Other build systems GNUMake (and CONS from what I hear) explicitly allow user to declare whether filesets are re-evaluated every reference or just once etc. I would love for Ant to get to the same level of clarity.

I would think the easiest way would be to control the timing of the fileset evaluation by its placement in targets, but allow the result set from a previous evaluation to be used. Maybe something like:


<project>
  <target name="init">
       <fileset dir="foo" includes="*.bar" saveAs="fooset"/>
  </target>

   <target name="compileFoo1" depends="init">
        <javac>
              <fileset loadFrom="fooset"/>
         </javac>
   </target>
</project>




This is just one of the peculiarities of the way ant as it has grown up and one peculiarity that we would like to fix in Ant2 (but is incompatible with Ant1.x). Other changes that are incompatible ways of evaluating propertys. ie In Ant2 it is mostly decided that ${x} should throw an exception if x is undefined but this behaviour is different (and incompatible) with ant1.x.

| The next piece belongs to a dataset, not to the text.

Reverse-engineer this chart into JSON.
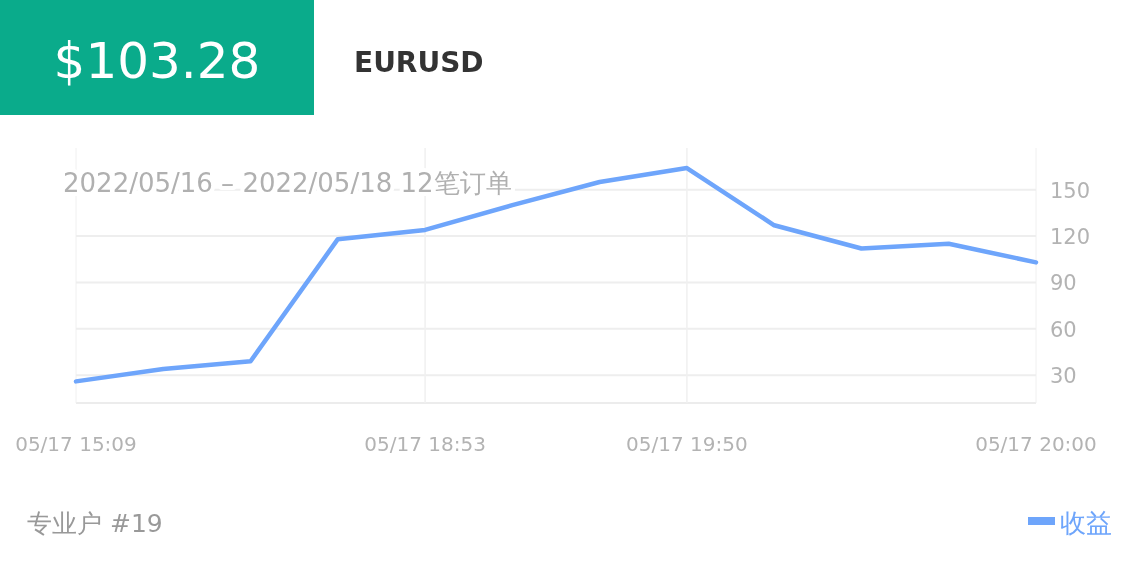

These are just two issues that imediately come to mind when executing ant1.x files in ant2. While the syntax of ant1.x can be easily translated into ant2 and the Task API can easily be adapted between the two versions. There are still real issues that need special handling.

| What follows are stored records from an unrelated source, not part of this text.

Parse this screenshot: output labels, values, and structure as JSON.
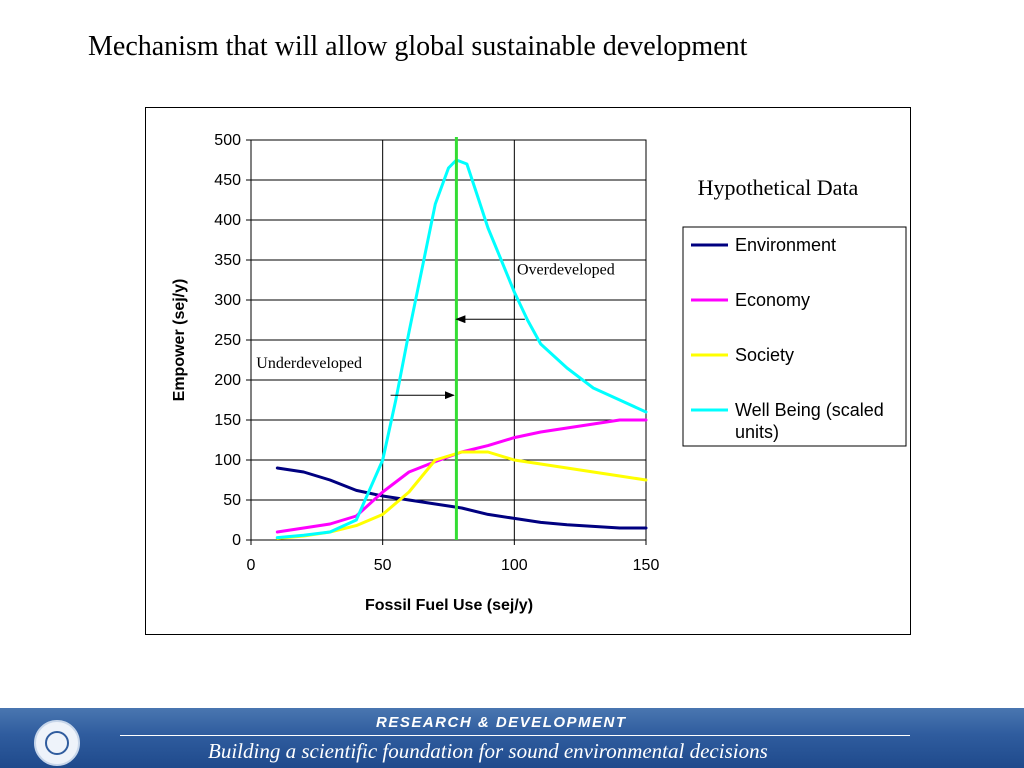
{
  "slide": {
    "title": "Mechanism that will allow global sustainable development"
  },
  "footer": {
    "line1": "RESEARCH &  DEVELOPMENT",
    "line2": "Building a scientific foundation for sound environmental decisions",
    "logo_icon": "epa-seal-icon"
  },
  "chart_data": {
    "type": "line",
    "title": "",
    "subtitle": "Hypothetical Data",
    "xlabel": "Fossil Fuel Use (sej/y)",
    "ylabel": "Empower (sej/y)",
    "xlim": [
      0,
      150
    ],
    "ylim": [
      0,
      500
    ],
    "xticks": [
      0,
      50,
      100,
      150
    ],
    "yticks": [
      0,
      50,
      100,
      150,
      200,
      250,
      300,
      350,
      400,
      450,
      500
    ],
    "grid": {
      "horizontal": true,
      "vertical": true
    },
    "legend": "right",
    "series": [
      {
        "name": "Environment",
        "color": "#000080",
        "points": [
          [
            10,
            90
          ],
          [
            20,
            85
          ],
          [
            30,
            75
          ],
          [
            40,
            62
          ],
          [
            50,
            55
          ],
          [
            60,
            50
          ],
          [
            70,
            45
          ],
          [
            80,
            40
          ],
          [
            90,
            32
          ],
          [
            100,
            27
          ],
          [
            110,
            22
          ],
          [
            120,
            19
          ],
          [
            130,
            17
          ],
          [
            140,
            15
          ],
          [
            150,
            15
          ]
        ]
      },
      {
        "name": "Economy",
        "color": "#ff00ff",
        "points": [
          [
            10,
            10
          ],
          [
            20,
            15
          ],
          [
            30,
            20
          ],
          [
            40,
            30
          ],
          [
            50,
            60
          ],
          [
            60,
            85
          ],
          [
            70,
            98
          ],
          [
            80,
            110
          ],
          [
            90,
            118
          ],
          [
            100,
            128
          ],
          [
            110,
            135
          ],
          [
            120,
            140
          ],
          [
            130,
            145
          ],
          [
            140,
            150
          ],
          [
            150,
            150
          ]
        ]
      },
      {
        "name": "Society",
        "color": "#ffff00",
        "points": [
          [
            10,
            2
          ],
          [
            20,
            5
          ],
          [
            30,
            10
          ],
          [
            40,
            18
          ],
          [
            50,
            32
          ],
          [
            60,
            60
          ],
          [
            70,
            100
          ],
          [
            80,
            110
          ],
          [
            90,
            110
          ],
          [
            100,
            100
          ],
          [
            110,
            95
          ],
          [
            120,
            90
          ],
          [
            130,
            85
          ],
          [
            140,
            80
          ],
          [
            150,
            75
          ]
        ]
      },
      {
        "name": "Well Being (scaled units)",
        "color": "#00ffff",
        "points": [
          [
            10,
            3
          ],
          [
            20,
            6
          ],
          [
            30,
            10
          ],
          [
            40,
            25
          ],
          [
            50,
            100
          ],
          [
            55,
            175
          ],
          [
            60,
            260
          ],
          [
            65,
            340
          ],
          [
            70,
            420
          ],
          [
            75,
            465
          ],
          [
            78,
            475
          ],
          [
            82,
            470
          ],
          [
            86,
            430
          ],
          [
            90,
            390
          ],
          [
            95,
            350
          ],
          [
            100,
            310
          ],
          [
            105,
            275
          ],
          [
            110,
            245
          ],
          [
            120,
            215
          ],
          [
            130,
            190
          ],
          [
            140,
            175
          ],
          [
            150,
            160
          ]
        ]
      }
    ],
    "vertical_line": {
      "x": 78,
      "color": "#33dd33"
    },
    "annotations": [
      {
        "text": "Underdeveloped",
        "x": 2,
        "y": 215,
        "arrow_from": [
          53,
          181
        ],
        "arrow_to": [
          77,
          181
        ]
      },
      {
        "text": "Overdeveloped",
        "x": 101,
        "y": 332,
        "arrow_from": [
          104,
          276
        ],
        "arrow_to": [
          78,
          276
        ]
      }
    ]
  }
}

Hence why I believe that there will be no simple transformation of ant1 build files to ant2 buildfiles. Or if there is the transformed buildfiles will have to have directives to ant runtime that indicate it should operate in certain ways. (ie One directive may indicate that unresolved proeprtys should not cause an exception to be thrown)

<!--  Ant 1   -->
<project>

<!--  Ant 2   -->
<project xmlns="http://jakarta.apache.org/ant/2.0";>


Or even more simply...

<project> <!-- ant1.x -->
<project version="2.0"> <!-- ant2 -->

Assuming there are no other XML dialects in the world. Having the Ant element namespace qualified would prevent an Ant project pretty printer from being misapplied to a freeway construction project or vice-versa. Also, mixing unqualified elements with namespace qualified elements (which I believe were considered for extension tasks and types) is just ugly.